Saturday, July 25, 2020

Another Interview with Archbishop Viganò

Two Perspectives on Vatican II

The first is from theologian and bishop Franco Giulio Brambilla, as relayed by Sandro Magister: A Bishop and Theologian Breaks the Silence Over the “Banality” of Viganò and Company


In fact, this is the contribution of the most significant statements of this last decade, before, during, and after Pope Benedict's statement in 2005.
We could outline the theme of the legacy in three moves:
a) Vatican II as style: to resume the original way in which the council fathers (which historical studies have made known to us) posed problems with the method and resources that they put to work in order to propose a response to the challenges of their time in the interaction between subjects, textual “corpus,” and new readers;
b) the principle of pastorality: to bring out the originality of Vatican II, its creative ideas and its basic intuitions in the areas of both method and content;
c) the future of the Council: to rediscover the state of invention that characterized that epochal turning point and that today needs, at the beginning of the third millennium, a creative recovery and a new ecclesial pragmatics.

And the following is from Adam DeVille: Vatican II as “chosen trauma” and “chosen glory”.

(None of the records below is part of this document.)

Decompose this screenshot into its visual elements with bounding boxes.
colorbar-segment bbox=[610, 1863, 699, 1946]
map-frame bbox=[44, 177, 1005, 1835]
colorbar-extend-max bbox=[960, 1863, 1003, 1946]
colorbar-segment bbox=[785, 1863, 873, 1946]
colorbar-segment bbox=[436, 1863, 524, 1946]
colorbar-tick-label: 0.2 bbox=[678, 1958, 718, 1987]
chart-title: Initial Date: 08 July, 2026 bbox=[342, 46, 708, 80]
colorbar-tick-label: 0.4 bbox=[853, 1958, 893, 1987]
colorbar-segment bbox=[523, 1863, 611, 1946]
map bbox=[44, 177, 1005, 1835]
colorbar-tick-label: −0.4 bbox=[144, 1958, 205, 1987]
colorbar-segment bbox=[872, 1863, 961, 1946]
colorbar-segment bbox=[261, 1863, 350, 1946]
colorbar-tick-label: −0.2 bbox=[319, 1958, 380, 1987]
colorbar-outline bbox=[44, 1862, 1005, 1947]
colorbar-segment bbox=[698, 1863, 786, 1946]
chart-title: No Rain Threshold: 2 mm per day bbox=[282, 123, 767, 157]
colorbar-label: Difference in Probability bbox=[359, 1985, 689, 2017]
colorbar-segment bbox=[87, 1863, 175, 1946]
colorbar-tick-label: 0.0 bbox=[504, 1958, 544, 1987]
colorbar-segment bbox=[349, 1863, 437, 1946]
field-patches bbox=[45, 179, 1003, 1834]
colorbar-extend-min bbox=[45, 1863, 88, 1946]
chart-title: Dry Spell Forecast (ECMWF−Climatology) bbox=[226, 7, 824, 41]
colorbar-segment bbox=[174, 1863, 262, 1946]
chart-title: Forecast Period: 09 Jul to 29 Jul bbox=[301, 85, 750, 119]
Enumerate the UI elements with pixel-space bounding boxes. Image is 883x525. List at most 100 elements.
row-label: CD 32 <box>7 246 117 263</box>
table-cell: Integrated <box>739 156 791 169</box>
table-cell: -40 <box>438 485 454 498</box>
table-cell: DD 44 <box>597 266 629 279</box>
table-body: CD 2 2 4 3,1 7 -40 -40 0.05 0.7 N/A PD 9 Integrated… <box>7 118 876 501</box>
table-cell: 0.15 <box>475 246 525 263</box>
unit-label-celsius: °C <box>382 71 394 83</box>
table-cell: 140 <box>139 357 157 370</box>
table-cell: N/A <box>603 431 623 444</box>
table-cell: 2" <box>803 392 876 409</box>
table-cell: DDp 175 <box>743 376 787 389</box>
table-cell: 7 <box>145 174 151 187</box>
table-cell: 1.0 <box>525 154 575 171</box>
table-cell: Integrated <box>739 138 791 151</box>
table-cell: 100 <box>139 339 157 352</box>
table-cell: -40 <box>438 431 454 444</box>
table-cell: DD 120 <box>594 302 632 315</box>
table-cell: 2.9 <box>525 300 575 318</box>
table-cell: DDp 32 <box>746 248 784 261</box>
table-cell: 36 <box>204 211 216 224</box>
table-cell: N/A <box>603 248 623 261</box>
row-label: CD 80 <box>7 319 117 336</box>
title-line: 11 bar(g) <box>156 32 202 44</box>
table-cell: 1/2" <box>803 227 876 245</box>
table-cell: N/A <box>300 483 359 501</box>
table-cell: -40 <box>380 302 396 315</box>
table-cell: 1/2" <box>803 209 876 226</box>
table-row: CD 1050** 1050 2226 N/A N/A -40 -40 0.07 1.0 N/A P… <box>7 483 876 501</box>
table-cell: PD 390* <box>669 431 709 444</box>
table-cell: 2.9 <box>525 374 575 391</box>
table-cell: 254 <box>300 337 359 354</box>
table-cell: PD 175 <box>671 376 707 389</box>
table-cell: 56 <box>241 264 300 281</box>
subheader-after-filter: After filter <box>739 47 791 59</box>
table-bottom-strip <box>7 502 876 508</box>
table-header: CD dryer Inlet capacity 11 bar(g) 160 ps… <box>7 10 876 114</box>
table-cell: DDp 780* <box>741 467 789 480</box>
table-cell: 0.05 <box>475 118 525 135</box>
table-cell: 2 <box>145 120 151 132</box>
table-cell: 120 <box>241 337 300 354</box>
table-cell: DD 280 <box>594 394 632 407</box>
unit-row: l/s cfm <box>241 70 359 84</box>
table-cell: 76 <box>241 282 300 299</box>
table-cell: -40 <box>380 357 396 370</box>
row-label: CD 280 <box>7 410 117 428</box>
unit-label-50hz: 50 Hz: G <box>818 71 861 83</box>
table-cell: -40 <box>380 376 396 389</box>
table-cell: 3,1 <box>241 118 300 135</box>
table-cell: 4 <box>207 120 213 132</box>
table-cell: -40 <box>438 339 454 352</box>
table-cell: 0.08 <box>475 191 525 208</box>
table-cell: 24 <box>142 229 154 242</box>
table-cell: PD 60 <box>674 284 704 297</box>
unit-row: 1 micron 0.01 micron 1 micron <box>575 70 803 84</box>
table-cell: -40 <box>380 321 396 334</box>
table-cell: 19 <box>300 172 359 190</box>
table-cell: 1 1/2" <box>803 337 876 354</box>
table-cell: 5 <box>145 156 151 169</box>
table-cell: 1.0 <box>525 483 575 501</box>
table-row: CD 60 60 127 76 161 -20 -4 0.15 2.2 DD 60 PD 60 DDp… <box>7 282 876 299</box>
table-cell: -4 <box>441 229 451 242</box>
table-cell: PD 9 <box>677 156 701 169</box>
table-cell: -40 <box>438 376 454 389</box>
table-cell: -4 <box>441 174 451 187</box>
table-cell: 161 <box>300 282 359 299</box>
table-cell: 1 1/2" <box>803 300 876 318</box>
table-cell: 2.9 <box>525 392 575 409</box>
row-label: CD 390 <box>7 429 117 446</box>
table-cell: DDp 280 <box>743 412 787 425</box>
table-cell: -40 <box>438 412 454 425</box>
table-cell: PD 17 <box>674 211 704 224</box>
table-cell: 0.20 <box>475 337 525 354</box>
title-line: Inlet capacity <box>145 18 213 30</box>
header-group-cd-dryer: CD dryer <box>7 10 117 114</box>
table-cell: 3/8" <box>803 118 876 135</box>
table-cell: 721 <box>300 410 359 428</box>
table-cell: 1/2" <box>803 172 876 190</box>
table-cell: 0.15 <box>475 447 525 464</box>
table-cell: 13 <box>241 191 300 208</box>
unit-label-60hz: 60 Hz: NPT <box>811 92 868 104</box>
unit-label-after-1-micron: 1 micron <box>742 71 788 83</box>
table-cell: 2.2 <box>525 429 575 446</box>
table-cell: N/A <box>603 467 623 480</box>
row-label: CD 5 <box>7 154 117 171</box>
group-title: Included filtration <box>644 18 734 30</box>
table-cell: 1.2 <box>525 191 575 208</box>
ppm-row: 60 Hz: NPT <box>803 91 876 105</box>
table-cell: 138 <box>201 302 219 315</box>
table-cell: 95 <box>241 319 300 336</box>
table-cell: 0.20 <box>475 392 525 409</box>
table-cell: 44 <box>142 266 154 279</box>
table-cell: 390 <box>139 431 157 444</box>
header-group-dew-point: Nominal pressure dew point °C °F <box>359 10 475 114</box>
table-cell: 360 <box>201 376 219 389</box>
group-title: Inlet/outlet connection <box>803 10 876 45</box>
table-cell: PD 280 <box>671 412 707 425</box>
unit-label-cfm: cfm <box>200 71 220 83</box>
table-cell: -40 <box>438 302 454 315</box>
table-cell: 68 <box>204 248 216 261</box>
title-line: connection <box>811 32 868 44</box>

If nothing else, the decision to be faced by Catholics today is whether we will allow ourselves to manifest the maturity necessary to stop treating Vatican II as either a trauma or a glory and instead to see it as all councils from our past: an event where some of the crooked lines of human history were used by God to write straight the salvation of the world. If He is content to leave some lines askew on the page, some tares and wheat in the fields of the Church until the end of the age (cf. Matt. 13: 24-30), why can we not grant ourselves the same freedom to stop clinging to pseudo-intellectual genealogies helpful to nobody and instead get to work healing today’s myriad crises in Church and world alike?
Even though DeVille is Ukrainian Catholic, he assumes that Vatican II was an ecumenical council, or at least a council of both Roman Catholics and of Eastern Catholics. As far as I'm concerned, even if various Eastern Catholic bishops signed the documents, that does not make Vatican II an ecumenical council, and even the claim that it was a "general" council of the churches in communion with the bishop of Rome is question, given the lack of equal weight given to Eastern perspectives. I see it in content and function as being a synod of the Latin churches in communion with the bishop of Rome, and it needs to be understood carefully: not as an ecumenical council, but as a Latin council with certain pretensions, to be historically situated in the development of the Roman papacy in the second millenium and with reference to the claims of Rome, which go back to the first millenium. It also must be understood with the proximate and not-so-proximate causes that lead up to the council, which explain why Latin bishops and theologians thought some sort of reform was necessary.